Mike Rucker—As a Carolina Panthers fan, I can say that this guy was a fan-favorite, and more. He was a great player and a first-class person. In a nine-year career spanning 1999-2007, Rucker made 421 tackles (346 solos) and 55.5 sacks. His production did drop off a decent amount between certain years, but, as a Panthers fan, I still love this guy, and I'm thrilled he retired a Panther. It would have been a mistake for him to retire with any other team, considering he played his whole career for the Panthers.                     

Athletes Who Didn't Retire At the Right Time:

Steve Beuerlein—He peaked in 1999 with the Carolina Panthers, amassing 4,436 yards, 36 touchdowns, and 15 interceptions. He converted 343-of-571 tosses that year. Two years later, he was on the Denver Broncos but didn't play. He should have retired after that season. But he didn't. He went on to play two more partial seasons with the Broncos. He didn't crack 1,000 yards, seven touchdowns, or even 70 completions either year.

Jerry Rice—This guy is kinda tough to analyze, because he was consistently great from 1986-96. Then he was off-and-on the rest of his career. Nevertheless, Jerry Rice is a San Francisco 49ers icon. He's one of the greatest receivers of all time. But he still didn't retire at the right time. He totaled at least 1,200 yards receiving in all but three seasons with the 49ers.

Rice played for San Fran for 16 years. It would have been great for him to retire a 49er. I remember when he left San Francisco for the Raiders; that seemed about as natural to me then as Brett Favre in a Vikings uniform does now. Jerry Rice lessened his legacy when he opted to play for the Raiders for what turned out to be the last four years of his career, instead of retiring a San Francisco 49er.

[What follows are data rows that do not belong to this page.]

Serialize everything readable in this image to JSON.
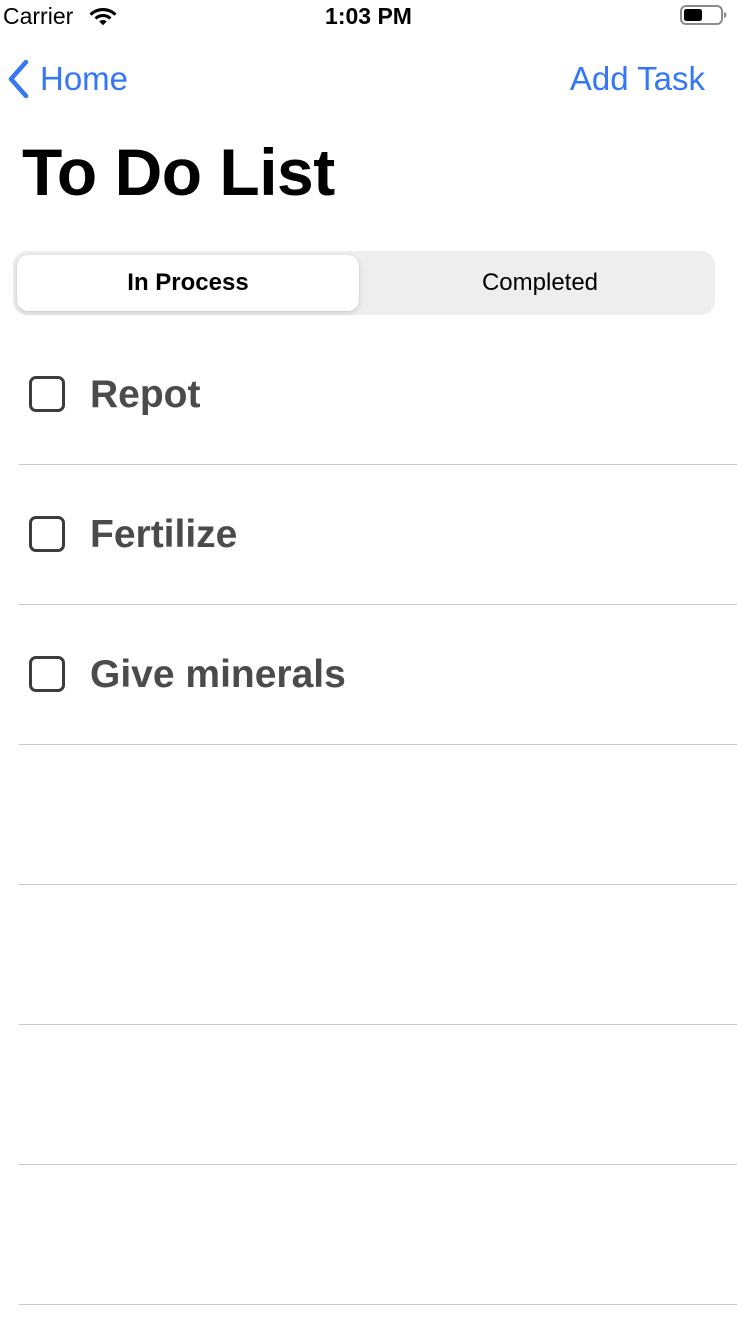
{
  "status_bar": {
    "carrier": "Carrier",
    "time": "1:03 PM",
    "icons": [
      "wifi-icon",
      "battery-icon"
    ]
  },
  "nav": {
    "back_label": "Home",
    "action_label": "Add Task",
    "accent_color": "#3478f6"
  },
  "page": {
    "title": "To Do List"
  },
  "segments": {
    "in_process": "In Process",
    "completed": "Completed",
    "selected": "In Process"
  },
  "tasks": [
    {
      "label": "Repot",
      "checked": false
    },
    {
      "label": "Fertilize",
      "checked": false
    },
    {
      "label": "Give minerals",
      "checked": false
    }
  ],
  "empty_rows": 4
}
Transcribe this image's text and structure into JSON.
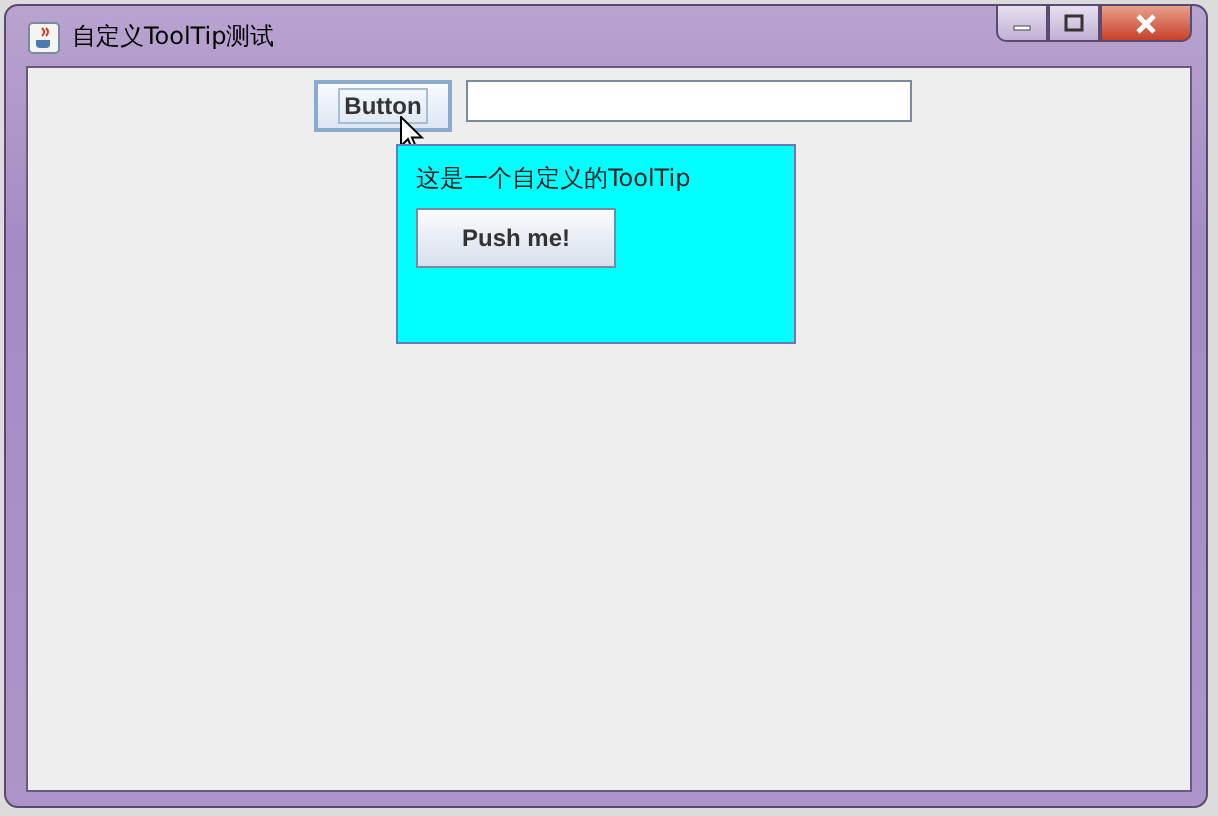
{
  "window": {
    "title": "自定义ToolTip测试"
  },
  "button": {
    "label": "Button",
    "focused": true,
    "hovered": true
  },
  "tooltip": {
    "text": "这是一个自定义的ToolTip",
    "button": {
      "label": "Push me!"
    }
  }
}
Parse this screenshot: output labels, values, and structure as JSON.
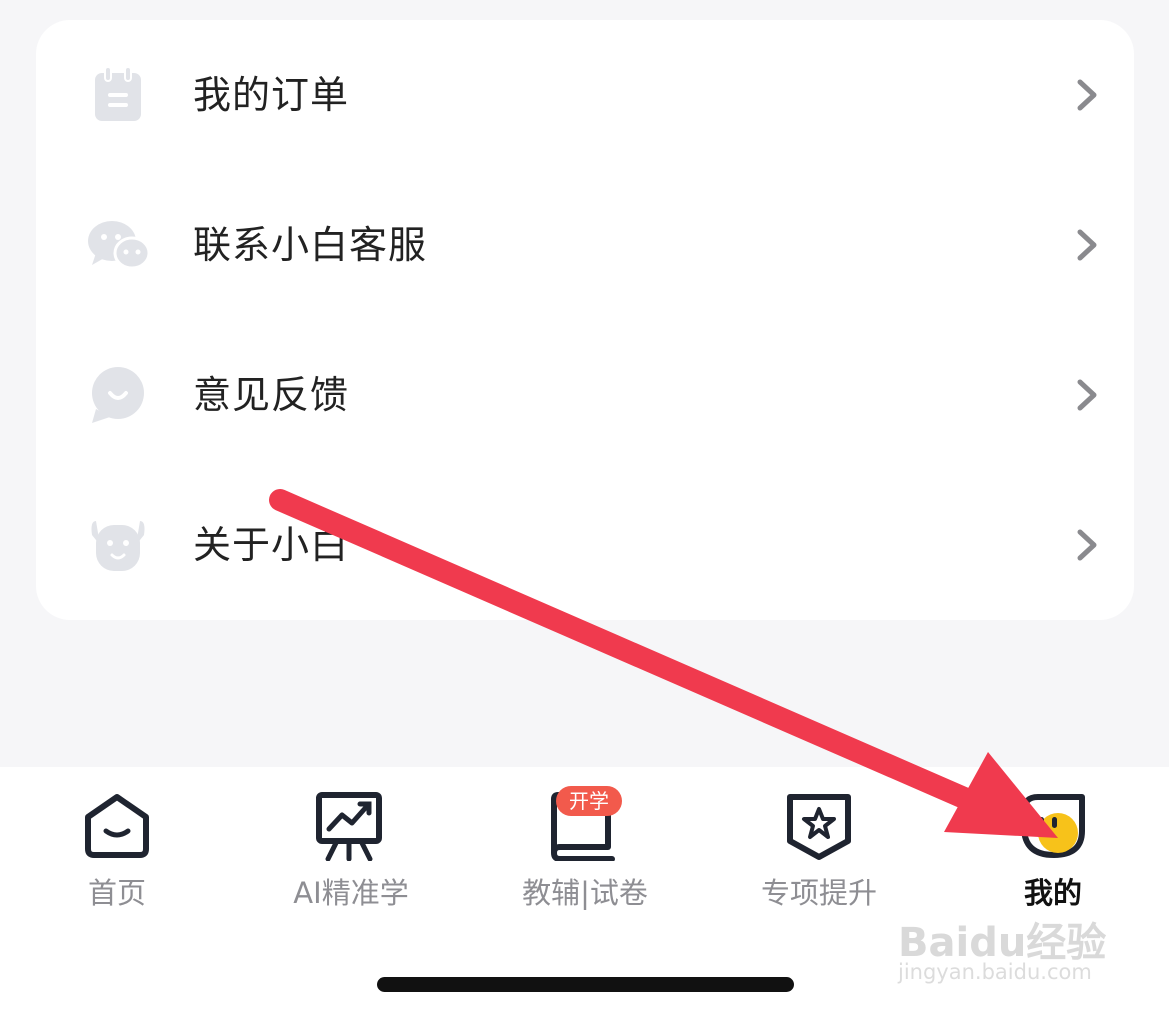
{
  "menu": {
    "items": [
      {
        "label": "我的订单",
        "icon": "order-notebook-icon"
      },
      {
        "label": "联系小白客服",
        "icon": "wechat-chat-icon"
      },
      {
        "label": "意见反馈",
        "icon": "feedback-smile-icon"
      },
      {
        "label": "关于小白",
        "icon": "dog-face-icon"
      }
    ]
  },
  "tabbar": {
    "tabs": [
      {
        "label": "首页",
        "icon": "home-icon"
      },
      {
        "label": "AI精准学",
        "icon": "chart-board-icon"
      },
      {
        "label": "教辅|试卷",
        "icon": "book-icon",
        "badge": "开学"
      },
      {
        "label": "专项提升",
        "icon": "star-shield-icon"
      },
      {
        "label": "我的",
        "icon": "profile-face-icon",
        "active": true
      }
    ]
  },
  "watermark": {
    "brand": "Baidu经验",
    "url": "jingyan.baidu.com"
  },
  "colors": {
    "accent_red": "#f03a4e",
    "badge_red": "#f25a4c",
    "active_yellow": "#f7c21a",
    "inactive_gray": "#8e8e93"
  }
}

Johnny Unitas—The now-deceased legendary quarterback played for the Baltimore Colts from 1956-1972. In his best season, 1963, he played 14 games (teams only played 14 regular season games then) and passed for 3,481 yards, 20 touchdowns, and 12 interceptions. Unitas also made good of 237-of-410 pass attempts that year.

He didn't have a truly bad year until 1968, during which he only had 139 yards, two touchdowns, and four interceptions in five games. But Unitas suffered a chronically sore elbow that year. He didn't have another truly bad year until 1973, when he compiled 471 yards, three touchdowns, and seven interceptions. He retired the year after. However, who thinks of the San Diego Chargers when they think of Johnny Unitas? No one. The fact that he didn't retire a Colt was a bad move. He should have retired a Colt. Unitas retired a year too late.

Athletes Who Are Currently Hanging on a Thread:

Brett Favre—Everyone knows everything that's happened this offseason involving him and his so-called retirement. But as much as everyone says he should just stay retired, it's obvious that he can still play, and he has an itch to play that he must scratch. Last season he compiled 4,155 pass yards with 28 touchdowns and 15 interceptions, and he completed about 67 percent of his passes. Favre isn't ready for retirement yet; let him play.


But why do athletes refuse to stop playing their sport? In Brett Favre's case, it's his competitive nature and his love of football. I think that that's the case with many players. But another high-priority reason is that they don't want to take the next step in life. They don't want to stop playing the game they've played for years. They know they'll miss it, and they don't want to deal with the emptiness of not playing and having so much time on their hands all of a sudden. I don't blame them.

But you still have to know when to call it quits, whether it's making sure you do it before it's too late or avoiding regrets, like Favre. That can be the difference between being considered a legend and merely being remembered.